Mayo Clinic, Terasaki Institute announce research collaboration for improving organ transplant outcomes

Mayo Clinic and Terasaki Institute for Biomedical Innovation announced today a research collaboration centered on improving organ transplant outcomes.

Beginning in April, Mayo Clinic biomedical researchers and Terasaki Institute scientists will work together on two core areas: real-time monitoring of donated organ health from procurement to transplant surgery and developing predictive technologies to determine which transplant recipients have a higher likelihood of rejection. That will be done by creating prognostic signatures and assays for antibody-mediated rejection of organ transplant. These initial projects are expected to take 24 to 30 months to complete.
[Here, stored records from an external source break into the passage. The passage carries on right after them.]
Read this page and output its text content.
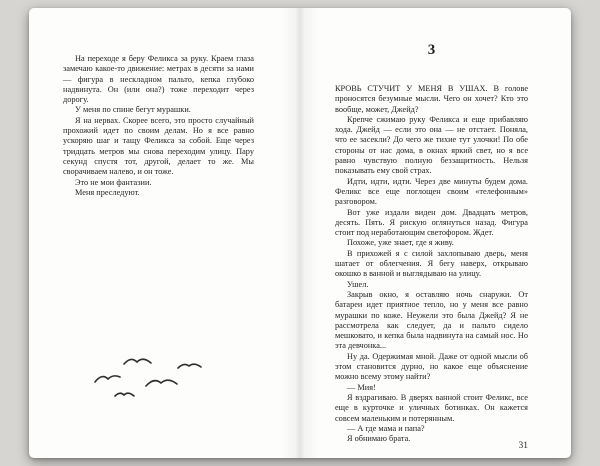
На переходе я беру Феликса за руку. Краем глаза замечаю какое-то движение: метрах в десяти за нами — фигура в нескладном пальто, кепка глубоко надвинута. Он (или она?) тоже переходит через дорогу.

У меня по спине бегут мурашки.

Я на нервах. Скорее всего, это просто случайный прохожий идет по своим делам. Но я все равно ускоряю шаг и тащу Феликса за собой. Еще через тридцать метров мы снова переходим улицу. Пару секунд спустя тот, другой, делает то же. Мы сворачиваем налево, и он тоже.

Это не мои фантазии.

Меня преследуют.

3

КРОВЬ СТУЧИТ У МЕНЯ В УШАХ. В голове проносятся безумные мысли. Чего он хочет? Кто это вообще, может, Джейд?

Крепче сжимаю руку Феликса и еще прибавляю хода. Джейд — если это она — не отстает. Поняла, что ее засекли? До чего же тихие тут улочки! По обе стороны от нас дома, в окнах яркий свет, но я все равно чувствую полную беззащитность. Нельзя показывать ему свой страх.

Идти, идти, идти. Через две минуты будем дома. Феликс все еще поглощен своим «телефонным» разговором.

Вот уже издали виден дом. Двадцать метров, десять. Пять. Я рискую оглянуться назад. Фигура стоит под неработающим светофором. Ждет.

Похоже, уже знает, где я живу.

В прихожей я с силой захлопываю дверь, меня шатает от облегчения. Я бегу наверх, открываю окошко в ванной и выглядываю на улицу.

Ушел.

Закрыв окно, я оставляю ночь снаружи. От батареи идет приятное тепло, но у меня все равно мурашки по коже. Неужели это была Джейд? Я не рассмотрела как следует, да и пальто сидело мешковато, и кепка была надвинута на самый нос. Но эта девчонка...

Ну да. Одержимая мной. Даже от одной мысли об этом становится дурно, но какое еще объяснение можно всему этому найти?

— Мия!

Я вздрагиваю. В дверях ванной стоит Феликс, все еще в курточке и уличных ботинках. Он кажется совсем маленьким и потерянным.

— А где мама и папа?

Я обнимаю брата.

31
As the largest organ transplant provider in the United States, Mayo Clinic is deeply invested in finding innovative solutions to improve transplant care for patients. That is why we are so excited about this new collaboration with the Terasaki Institute for Biomedical Innovation. Bringing these two institutions together with the same goal of improving transplant outcomes for patients will positively affect many lives.”

Burcin Taner, M.D., chair of the Transplant Center at Mayo Clinic in Florida and chair of Mayo Clinic Transplant Specialty Council

“We are also very excited about our collaboration with Mayo Clinic,” says Ali Khademhosseini, Ph.D., director and CEO of the Terasaki Institute of Biomedical Innovation. “We’re looking forward to conducting impactful research to enhance the quality of life for transplant patients, and we are happy to build upon the work of Dr. Paul I. Terasaki, a pioneer in the field of organ transplantation, who founded the original Terasaki Institute.” 

More than 103,000 people in the U.S. are on the waiting list for an organ transplant. Every eight minutes, another person is added to the transplant waiting list.

This latest collaboration is part of Mayo Clinic’s Transforming Transplant initiative, which has the bold goal of providing organ transplants for everyone who needs one. The initiative was created as a collaboration between Mayo Clinic’s Transplantation programs and Mayo Clinic’s Center for Regenerative Biotherapeutics. Its goals include:

Restoring donated organs by optimizing them for best outcomes and decreasing discard rates.
Preventing organ failure in patients who have received organ transplants.
Preventing organ failure and the need for a transplant through early diagnosis of organ dysfunction.
Engineering new organs, subsequently eliminating the uncertainty of organ donation and long waits.

Mayo Clinic Transplant Center, with locations in Arizona, Florida and Minnesota, has performed more than 32,000 organ transplants since 1963.